Potential Antialcoholism Agents Found | Chemical & Engineering News
  • CORRECTION: This story was updated on Sept. 14, 2015, to correct the side effects of naltrexone. The antialcoholism drug causes gastrointestinal problems, not depression and addiction.
Volume 93 Issue 33 | p. 30 | Concentrates
Issue Date: August 24, 2015

Potential Antialcoholism Agents Found

ACS Meeting News: β-Carbolines reduce alcohol consumption in rats without side effects
Department: Science & Technology
News Channels: Biological SCENE, Organic SCENE
Keywords: ACS meeting news, #ACSBoston, alcoholism, naltrexone, acamprosate, disulfiram, β-carbolines

A new class of drugs could help alcoholics reduce the amount of booze they drink without causing serious side effects. There are three antialcoholism drugs currently approved by FDA, and each has downsides: Naltrexone can cause gastrointestinal problems; acamprosate has effects ranging from allergic reactions to irregular heartbeat; and disulfiram causes accelerated heart rate, difficulty breathing, and nausea.

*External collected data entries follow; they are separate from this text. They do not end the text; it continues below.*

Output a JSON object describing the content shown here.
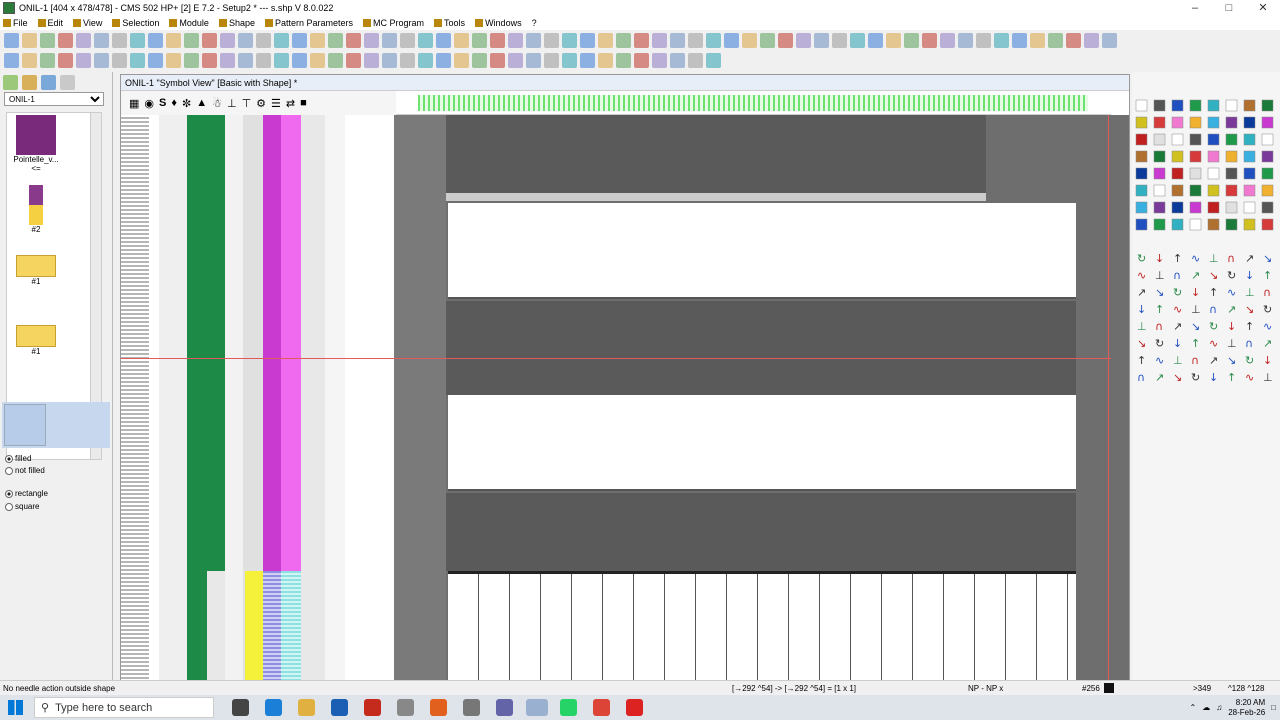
{
  "window": {
    "title": "ONIL-1 [404 x 478/478] - CMS 502 HP+ [2] E 7.2 - Setup2 * --- s.shp   V 8.0.022"
  },
  "menu": [
    "File",
    "Edit",
    "View",
    "Selection",
    "Module",
    "Shape",
    "Pattern Parameters",
    "MC Program",
    "Tools",
    "Windows",
    "?"
  ],
  "toolbar": {
    "zoom_value": "4",
    "step_values": [
      "1",
      "2",
      "3",
      "4",
      "5"
    ]
  },
  "left_panel": {
    "pattern_select": "ONIL-1",
    "thumbs": [
      {
        "label": "Pointelle_v...",
        "sub": "<="
      },
      {
        "label": "#2"
      },
      {
        "label": "#1"
      },
      {
        "label": "#1"
      }
    ],
    "fill_options": [
      {
        "label": "filled",
        "checked": true
      },
      {
        "label": "not filled",
        "checked": false
      }
    ],
    "shape_options": [
      {
        "label": "rectangle",
        "checked": true
      },
      {
        "label": "square",
        "checked": false
      }
    ]
  },
  "document": {
    "title": "ONIL-1 \"Symbol View\" [Basic with Shape] *"
  },
  "status": {
    "left": "No needle action outside shape",
    "coords": "[→292 ^54] -> [→292 ^54] = [1 x 1]",
    "np": "NP - NP x",
    "count": "#256",
    "right1": ">349",
    "right2": "^128 ^128"
  },
  "taskbar": {
    "search_placeholder": "Type here to search",
    "time": "8:20 AM",
    "date": "28-Feb-26"
  },
  "colors": {
    "accent": "#0078d7",
    "stripe_green": "#1e8a48",
    "stripe_magenta": "#c83ad0",
    "stripe_pink": "#f06af0",
    "yellow": "#f5f03a",
    "cyan": "#8fe0e0"
  }
}
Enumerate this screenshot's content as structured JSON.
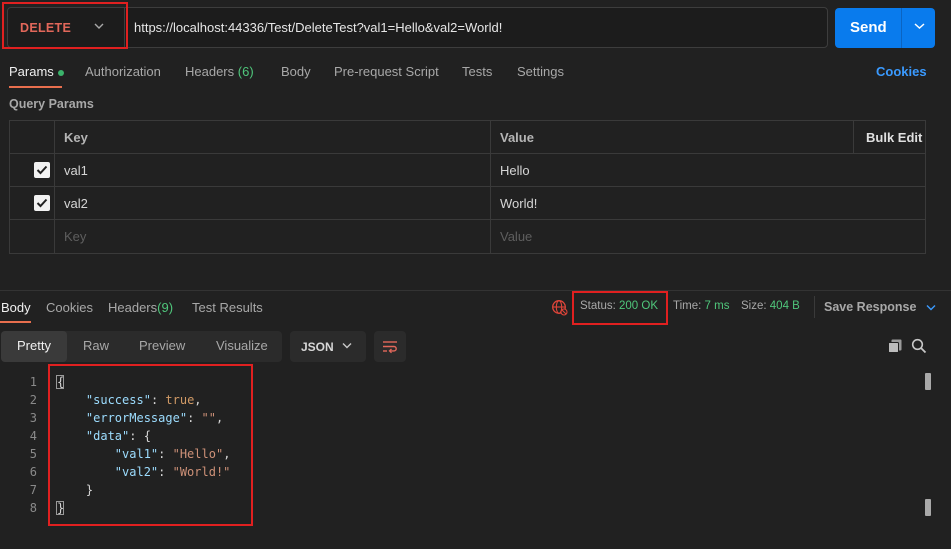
{
  "request": {
    "method": "DELETE",
    "url": "https://localhost:44336/Test/DeleteTest?val1=Hello&val2=World!",
    "send_label": "Send"
  },
  "request_tabs": {
    "params": "Params",
    "authorization": "Authorization",
    "headers": "Headers",
    "headers_count": "(6)",
    "body": "Body",
    "prerequest": "Pre-request Script",
    "tests": "Tests",
    "settings": "Settings",
    "cookies": "Cookies"
  },
  "query_params": {
    "title": "Query Params",
    "headers": {
      "key": "Key",
      "value": "Value",
      "bulk_edit": "Bulk Edit"
    },
    "rows": [
      {
        "key": "val1",
        "value": "Hello",
        "checked": true
      },
      {
        "key": "val2",
        "value": "World!",
        "checked": true
      }
    ],
    "placeholder": {
      "key": "Key",
      "value": "Value"
    }
  },
  "response_tabs": {
    "body": "Body",
    "cookies": "Cookies",
    "headers": "Headers",
    "headers_count": "(9)",
    "test_results": "Test Results"
  },
  "response_meta": {
    "status_label": "Status:",
    "status_value": "200 OK",
    "time_label": "Time:",
    "time_value": "7 ms",
    "size_label": "Size:",
    "size_value": "404 B",
    "save_response": "Save Response"
  },
  "response_view": {
    "modes": [
      "Pretty",
      "Raw",
      "Preview",
      "Visualize"
    ],
    "active_mode": "Pretty",
    "format": "JSON"
  },
  "response_body_lines": [
    {
      "n": "1",
      "parts": [
        [
          "p",
          "{"
        ]
      ]
    },
    {
      "n": "2",
      "parts": [
        [
          "p",
          "    "
        ],
        [
          "k",
          "\"success\""
        ],
        [
          "p",
          ": "
        ],
        [
          "b",
          "true"
        ],
        [
          "p",
          ","
        ]
      ]
    },
    {
      "n": "3",
      "parts": [
        [
          "p",
          "    "
        ],
        [
          "k",
          "\"errorMessage\""
        ],
        [
          "p",
          ": "
        ],
        [
          "s",
          "\"\""
        ],
        [
          "p",
          ","
        ]
      ]
    },
    {
      "n": "4",
      "parts": [
        [
          "p",
          "    "
        ],
        [
          "k",
          "\"data\""
        ],
        [
          "p",
          ": {"
        ]
      ]
    },
    {
      "n": "5",
      "parts": [
        [
          "p",
          "        "
        ],
        [
          "k",
          "\"val1\""
        ],
        [
          "p",
          ": "
        ],
        [
          "s",
          "\"Hello\""
        ],
        [
          "p",
          ","
        ]
      ]
    },
    {
      "n": "6",
      "parts": [
        [
          "p",
          "        "
        ],
        [
          "k",
          "\"val2\""
        ],
        [
          "p",
          ": "
        ],
        [
          "s",
          "\"World!\""
        ]
      ]
    },
    {
      "n": "7",
      "parts": [
        [
          "p",
          "    }"
        ]
      ]
    },
    {
      "n": "8",
      "parts": [
        [
          "p",
          "}"
        ]
      ]
    }
  ],
  "colors": {
    "method": "#e2675a",
    "send": "#097bed",
    "status_ok": "#4fc67b",
    "annotation": "#e02020"
  }
}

V. V. N. Phani Babu Tiruveedhula, James Cook, and coworkers at the University of Wisconsin, Milwaukee, decided to look at β-carbolines as possible antialcoholism drug leads. Previous animal studies had shown that compounds with antialcoholism effects had a mechanism of action similar to that of the β-carbolines. In a new study, the team developed an efficient two-step synthesis of β-carbolines and tested some of the compounds, including 3-isopropoxy-β-carboline hydrochloride (shown), on rats that were addicted to alcohol. The compounds, which are orally active, reduced the animals’ anxiety and alcohol consumption without causing side effects.